With earrings in hand, Jacque and I continued down the cobblestone street, passing a coffee shop she recognized, Y Tu Pina Tambien. (“And Your Pineapple, Too” – catchy name, no?) This is not to be confused with the movie “Y Tu Mama Tambien” :
“They’ve got great smoothies here, Mom (hence, the “Pina,” I suppose) and a little sitting area that’s nice.”
No “Y Tu Pina Tambien” for us this visit, however. We weren’t yet hungry so we continued our exploring. Not far down the road we entered the archway entrance to a church courtyard where an outdoor market was in full-swing.
We bypassed the vendors and headed toward the church, a nondescript-appearing Templo de San Francisco El Grande, although my first impression was that “El Grande” was a “grande” misnomer. Take a look:
But this turned out to be merely the side entrance to Iglesia San Francisco El Grande and (we found out much later) is not only one of the foremost churches in Antigua but is indeed “grande.”
Facade of Iglesia de San Francisco El Grande, Antigua, Guatemala. Photo by Roberto Urrea, via Flickr, Creative Commons Licensing. With appreciation.
The Spanish colonial church architecture is actually quite ornate with Solomonic columns and fourteen statues set into vaulted niches within the facade. And, the interior (although we were not allowed to take photos inside) was beautiful and a spirit of reverence and devotion filled the sanctuary. Women with covered heads prayed and lit candles. There were large and colorful oil paintings decorating the walls. Jacque said, “I loved that there was a separate place for prayer. It was a very welcoming atmosphere. I love that the prayer ceremonies and the lighting of candles were happening on the left side of the room. It wasn’t the kind of church where you have to sit up straight or look a certain way. It was warm and inviting.”
We spent about an hour inside. We never saw the grand facade (although Jacque had seen it on one of her previous visits) or realized there were fantastic ruins right there on the grounds. We left the church by way of the same simple doorway through which we had come.
There is a case, here, I suppose, for paying heed to a guidebook. Had we done so, we would have had a better sense of the history and significance of this grand church. But, I think a case can also be made for not following a specific plan and not being influenced by the opinions and recommendations of guides or guidebooks. Because we just happened on the Church of San Francisco El Grande by way of a side entrance, for us the church was not the cathedral that housed a saint’s tomb, nor was it the site of the epic Semana Santa ceremony whose procession starts right outside the front of the church every Easter Season.
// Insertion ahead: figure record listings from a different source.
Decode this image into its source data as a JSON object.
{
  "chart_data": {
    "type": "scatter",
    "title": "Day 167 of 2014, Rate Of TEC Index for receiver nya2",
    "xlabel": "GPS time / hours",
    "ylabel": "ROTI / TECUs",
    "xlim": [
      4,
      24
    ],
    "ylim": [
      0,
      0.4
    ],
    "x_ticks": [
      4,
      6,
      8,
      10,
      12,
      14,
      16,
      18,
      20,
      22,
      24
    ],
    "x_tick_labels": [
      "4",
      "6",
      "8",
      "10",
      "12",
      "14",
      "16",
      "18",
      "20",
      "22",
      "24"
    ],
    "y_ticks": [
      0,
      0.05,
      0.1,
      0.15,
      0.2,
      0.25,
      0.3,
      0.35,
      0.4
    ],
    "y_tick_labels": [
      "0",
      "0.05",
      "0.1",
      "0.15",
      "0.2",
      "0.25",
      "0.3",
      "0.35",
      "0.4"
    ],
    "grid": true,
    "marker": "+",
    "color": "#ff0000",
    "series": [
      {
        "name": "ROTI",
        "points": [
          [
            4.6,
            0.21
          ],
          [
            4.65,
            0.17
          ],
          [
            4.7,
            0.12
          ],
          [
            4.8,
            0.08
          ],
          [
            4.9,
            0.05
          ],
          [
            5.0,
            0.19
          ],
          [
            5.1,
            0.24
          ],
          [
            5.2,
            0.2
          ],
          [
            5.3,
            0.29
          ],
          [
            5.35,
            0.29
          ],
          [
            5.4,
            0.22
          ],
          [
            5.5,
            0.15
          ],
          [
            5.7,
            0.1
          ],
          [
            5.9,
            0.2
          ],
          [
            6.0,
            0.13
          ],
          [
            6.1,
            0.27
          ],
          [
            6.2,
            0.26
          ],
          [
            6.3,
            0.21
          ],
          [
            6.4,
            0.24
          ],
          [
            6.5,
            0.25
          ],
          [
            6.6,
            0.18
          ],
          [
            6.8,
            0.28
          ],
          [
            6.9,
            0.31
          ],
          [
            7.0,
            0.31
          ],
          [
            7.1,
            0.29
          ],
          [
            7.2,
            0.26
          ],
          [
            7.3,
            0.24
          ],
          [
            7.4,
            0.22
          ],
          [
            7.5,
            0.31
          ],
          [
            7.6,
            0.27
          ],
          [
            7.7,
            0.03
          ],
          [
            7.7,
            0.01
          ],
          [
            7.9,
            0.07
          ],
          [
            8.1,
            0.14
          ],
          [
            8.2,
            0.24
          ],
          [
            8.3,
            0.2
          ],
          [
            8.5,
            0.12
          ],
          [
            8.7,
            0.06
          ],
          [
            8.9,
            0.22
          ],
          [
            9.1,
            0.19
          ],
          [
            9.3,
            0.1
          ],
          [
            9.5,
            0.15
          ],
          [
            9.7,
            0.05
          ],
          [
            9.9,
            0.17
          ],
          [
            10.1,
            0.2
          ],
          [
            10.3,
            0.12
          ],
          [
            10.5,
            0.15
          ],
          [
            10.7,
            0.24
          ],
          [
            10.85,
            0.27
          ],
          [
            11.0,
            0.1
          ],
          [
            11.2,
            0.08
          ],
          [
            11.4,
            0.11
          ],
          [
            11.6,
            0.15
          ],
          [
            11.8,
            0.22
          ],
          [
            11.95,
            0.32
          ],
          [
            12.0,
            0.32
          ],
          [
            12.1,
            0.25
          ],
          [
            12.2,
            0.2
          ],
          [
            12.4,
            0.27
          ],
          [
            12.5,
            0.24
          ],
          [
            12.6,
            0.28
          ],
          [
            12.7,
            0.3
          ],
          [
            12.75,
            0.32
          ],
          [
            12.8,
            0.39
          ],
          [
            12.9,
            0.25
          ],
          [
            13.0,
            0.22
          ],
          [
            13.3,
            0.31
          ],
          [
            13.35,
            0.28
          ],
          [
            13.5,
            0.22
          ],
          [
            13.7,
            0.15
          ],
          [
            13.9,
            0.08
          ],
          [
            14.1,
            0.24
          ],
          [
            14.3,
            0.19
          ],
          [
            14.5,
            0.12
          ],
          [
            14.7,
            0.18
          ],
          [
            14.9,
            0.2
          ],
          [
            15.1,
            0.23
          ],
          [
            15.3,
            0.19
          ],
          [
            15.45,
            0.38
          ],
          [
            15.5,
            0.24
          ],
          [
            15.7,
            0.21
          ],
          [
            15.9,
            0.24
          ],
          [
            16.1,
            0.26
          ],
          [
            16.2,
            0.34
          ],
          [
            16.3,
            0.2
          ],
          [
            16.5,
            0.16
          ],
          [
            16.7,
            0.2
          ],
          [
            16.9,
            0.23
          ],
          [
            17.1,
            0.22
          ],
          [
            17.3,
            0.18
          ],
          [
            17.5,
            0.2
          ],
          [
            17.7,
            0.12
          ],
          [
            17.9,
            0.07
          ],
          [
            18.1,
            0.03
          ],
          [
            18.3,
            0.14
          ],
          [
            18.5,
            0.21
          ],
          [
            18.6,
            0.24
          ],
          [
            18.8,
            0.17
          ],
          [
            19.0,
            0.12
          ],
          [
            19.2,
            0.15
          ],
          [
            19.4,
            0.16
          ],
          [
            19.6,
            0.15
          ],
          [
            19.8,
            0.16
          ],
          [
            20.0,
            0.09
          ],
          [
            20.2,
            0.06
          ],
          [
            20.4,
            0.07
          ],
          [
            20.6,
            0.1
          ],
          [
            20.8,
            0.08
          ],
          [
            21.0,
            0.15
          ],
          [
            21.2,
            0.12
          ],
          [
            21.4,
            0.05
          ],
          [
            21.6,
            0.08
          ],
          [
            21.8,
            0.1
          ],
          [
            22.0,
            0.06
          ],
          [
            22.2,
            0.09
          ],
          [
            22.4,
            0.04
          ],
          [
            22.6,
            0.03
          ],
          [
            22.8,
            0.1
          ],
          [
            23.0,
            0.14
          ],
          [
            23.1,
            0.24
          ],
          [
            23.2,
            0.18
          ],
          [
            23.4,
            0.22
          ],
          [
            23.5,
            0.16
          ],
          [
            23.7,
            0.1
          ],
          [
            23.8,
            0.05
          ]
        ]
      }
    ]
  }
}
Our perception was not influenced by notions of the undeniable prestige and eminence of this holy place. It was more personal for us. It was sacred, yes, but it was also a place in which we just felt comfortable and welcomed; it was simply a place to rest, to pray, to be still, to light a candle. By not knowing about its rich legacy, it became ours and was distilled down to the essence of what a church should be after all.
After leaving the sanctuary, we bought some small candles from a vendor outside and visited the small church gift shop where I bought a rosary for a dear friend. Then we continued on our way; not wowed by grandeur, but with spirits quieted and refreshed.